Figure 4.11 replaces L1 by School, which conveniently allows us to compare the Sex-differences over the different schools.

ggplot(fb, aes(x = Sex,           
               y = PPVT,            
               fill = Sex)) +         
  geom_boxplot() +                
  theme_minimal() +   
  facet_wrap( ~ School) +            
  theme_minimal() + 
  theme(legend.position = "none") 
Figure 4.11: PPVT by Sex and School.

The plots suggest that in most schools boys tend to have a higher PPVT than girls.

4.9 Clustered barplot

Is there an association between Sex and Attitude? We can examine the association between two categorical variables by means of clustered barplots, for which we first need to aggregate the data.

sa <- fb |> count(Sex, Attitude) 
sa
     Sex Attitude   n
1 female negative  13
2 female positive 352
3   male negative  13
4   male positive 368

Then we can use the dataframe to create the barplot in Figure 4.12.

ggplot(data=sa, aes(x=Sex,             
                    y=n,               
                    fill=Attitude)) +  
  geom_col(position = "dodge") +       
  theme_minimal()
Figure 4.12: A clustered barplot of Sex and Attitude

We can aggregate the attitudes for both Sexes by School and add a facet for School to the clustered barplot, as in Figure 4.13

ssa <- fb |> group_by(School, Sex) |> count(Attitude)
ggplot(data=ssa, aes(x=Sex,             
                    y=n,                
                    fill=Attitude)) +   
  geom_col(position = "dodge") +        
  facet_wrap( ~ School) + 
  theme_minimal()
Figure 4.13: Attitude by Sex for each School

Overall, both sexes show a very positive attitude towards English.

4.10 Scatterplot

The scatterplot in Figure 4.14 visualises the relation between the scores for PPVT and Speaking.
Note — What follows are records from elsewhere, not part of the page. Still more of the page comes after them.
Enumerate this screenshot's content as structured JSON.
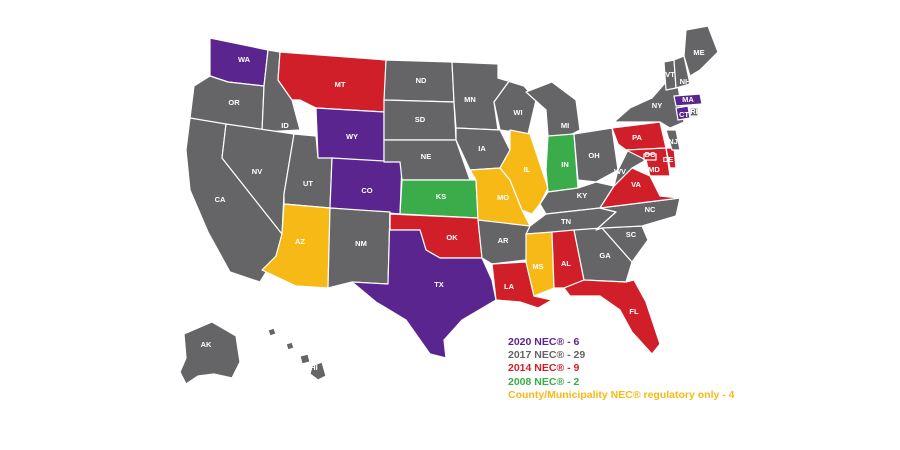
{
  "colors": {
    "nec2020": "#5b2590",
    "nec2017": "#656567",
    "nec2014": "#d11f2a",
    "nec2008": "#3aac4a",
    "county": "#f7b916"
  },
  "states": [
    {
      "code": "WA",
      "label": "WA",
      "status": "nec2020"
    },
    {
      "code": "OR",
      "label": "OR",
      "status": "nec2017"
    },
    {
      "code": "CA",
      "label": "CA",
      "status": "nec2017"
    },
    {
      "code": "ID",
      "label": "ID",
      "status": "nec2017"
    },
    {
      "code": "NV",
      "label": "NV",
      "status": "nec2017"
    },
    {
      "code": "MT",
      "label": "MT",
      "status": "nec2014"
    },
    {
      "code": "WY",
      "label": "WY",
      "status": "nec2020"
    },
    {
      "code": "UT",
      "label": "UT",
      "status": "nec2017"
    },
    {
      "code": "AZ",
      "label": "AZ",
      "status": "county"
    },
    {
      "code": "CO",
      "label": "CO",
      "status": "nec2020"
    },
    {
      "code": "NM",
      "label": "NM",
      "status": "nec2017"
    },
    {
      "code": "ND",
      "label": "ND",
      "status": "nec2017"
    },
    {
      "code": "SD",
      "label": "SD",
      "status": "nec2017"
    },
    {
      "code": "NE",
      "label": "NE",
      "status": "nec2017"
    },
    {
      "code": "KS",
      "label": "KS",
      "status": "nec2008"
    },
    {
      "code": "OK",
      "label": "OK",
      "status": "nec2014"
    },
    {
      "code": "TX",
      "label": "TX",
      "status": "nec2020"
    },
    {
      "code": "MN",
      "label": "MN",
      "status": "nec2017"
    },
    {
      "code": "IA",
      "label": "IA",
      "status": "nec2017"
    },
    {
      "code": "MO",
      "label": "MO",
      "status": "county"
    },
    {
      "code": "AR",
      "label": "AR",
      "status": "nec2017"
    },
    {
      "code": "LA",
      "label": "LA",
      "status": "nec2014"
    },
    {
      "code": "WI",
      "label": "WI",
      "status": "nec2017"
    },
    {
      "code": "IL",
      "label": "IL",
      "status": "county"
    },
    {
      "code": "MI",
      "label": "MI",
      "status": "nec2017"
    },
    {
      "code": "IN",
      "label": "IN",
      "status": "nec2008"
    },
    {
      "code": "OH",
      "label": "OH",
      "status": "nec2017"
    },
    {
      "code": "KY",
      "label": "KY",
      "status": "nec2017"
    },
    {
      "code": "TN",
      "label": "TN",
      "status": "nec2017"
    },
    {
      "code": "MS",
      "label": "MS",
      "status": "county"
    },
    {
      "code": "AL",
      "label": "AL",
      "status": "nec2014"
    },
    {
      "code": "GA",
      "label": "GA",
      "status": "nec2017"
    },
    {
      "code": "FL",
      "label": "FL",
      "status": "nec2014"
    },
    {
      "code": "SC",
      "label": "SC",
      "status": "nec2017"
    },
    {
      "code": "NC",
      "label": "NC",
      "status": "nec2017"
    },
    {
      "code": "VA",
      "label": "VA",
      "status": "nec2014"
    },
    {
      "code": "WV",
      "label": "WV",
      "status": "nec2017"
    },
    {
      "code": "PA",
      "label": "PA",
      "status": "nec2014"
    },
    {
      "code": "NY",
      "label": "NY",
      "status": "nec2017"
    },
    {
      "code": "MD",
      "label": "MD",
      "status": "nec2014"
    },
    {
      "code": "DE",
      "label": "DE",
      "status": "nec2014"
    },
    {
      "code": "DC",
      "label": "DC",
      "status": "nec2014"
    },
    {
      "code": "NJ",
      "label": "NJ",
      "status": "nec2017"
    },
    {
      "code": "CT",
      "label": "CT",
      "status": "nec2020"
    },
    {
      "code": "MA",
      "label": "MA",
      "status": "nec2020"
    },
    {
      "code": "VT",
      "label": "VT",
      "status": "nec2017"
    },
    {
      "code": "NH",
      "label": "NH",
      "status": "nec2017"
    },
    {
      "code": "ME",
      "label": "ME",
      "status": "nec2017"
    },
    {
      "code": "RI",
      "label": "RI",
      "status": "nec2017"
    },
    {
      "code": "AK",
      "label": "AK",
      "status": "nec2017"
    },
    {
      "code": "HI",
      "label": "HI",
      "status": "nec2017"
    }
  ],
  "legend": [
    {
      "text": "2020 NEC® - 6",
      "status": "nec2020"
    },
    {
      "text": "2017 NEC® - 29",
      "status": "nec2017"
    },
    {
      "text": "2014 NEC® - 9",
      "status": "nec2014"
    },
    {
      "text": "2008 NEC® - 2",
      "status": "nec2008"
    },
    {
      "text": "County/Municipality NEC® regulatory only - 4",
      "status": "county"
    }
  ]
}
ggplot(fb, aes(x = PPVT,          
               y = Speaking)) +   
  geom_point()   +                
  theme_minimal()
Figure 4.14: A scatterplot of PPVT and Speaking.

We can add a regressionline with geom_smooth() as in Figure 4.15.

ggplot(fb, aes(x = PPVT,          
               y = Speaking)) +   
  geom_point()   +              
  geom_smooth(method = "lm", col="blue")  +
  theme_minimal()
`geom_smooth()` using formula = 'y ~ x'
Figure 4.15: A scatterplot of PPVT and Speaking with a regression line

Or with a non-parametric smoother, as in Figure 4.16.

ggplot(fb, aes(x = PPVT,          
               y = Speaking)) +   
  geom_point()   +        
  geom_smooth(method = "loess", col="blue")  +
  theme_minimal()
`geom_smooth()` using formula = 'y ~ x'
Figure 4.16: A scatterplot of PPVT and Speaking with a smoother.

And again, it’s straightforward to add extra variables a facet, as in Figure 4.17:

ggplot(fb, aes(x = PPVT,          
               y = Speaking)) +   
  geom_point()   +  
  geom_smooth(method = "loess", col="blue")  +
  facet_grid(Sex ~ L1) + 
  theme_minimal()
`geom_smooth()` using formula = 'y ~ x'
Figure 4.17: A scatterplot of PPVT and Speaking, by Sex and L1.

4.11 Exercises

Exercise 4.1

Use the ggplot2 package to create the following visualisations for the Multitask dataset:

  1. Create a histogram of Time
  2. Create a boxplot of Time
  3. Create a barplot of Location

Exercise 4.2

Use the ggplot2 package to create the following visualisations for the Multitask dataset:

  1. Visualise Time by Task as a clustered boxplot
  2. Visualise Time by Task and University as overlapping density plots
  3. Add a vertical line to visualize the mean Time for both Tasks.
  4. Use ggplot() to visualise the paired differences in the multitask dataset
  5. Create a new variable Difference, based on the difference in Time between the two Tasks.
  6. Visualise the relation between Speaking and Listening.
  7. Visualise the relation between Speaking and Listening for both Sexes and L1s separately.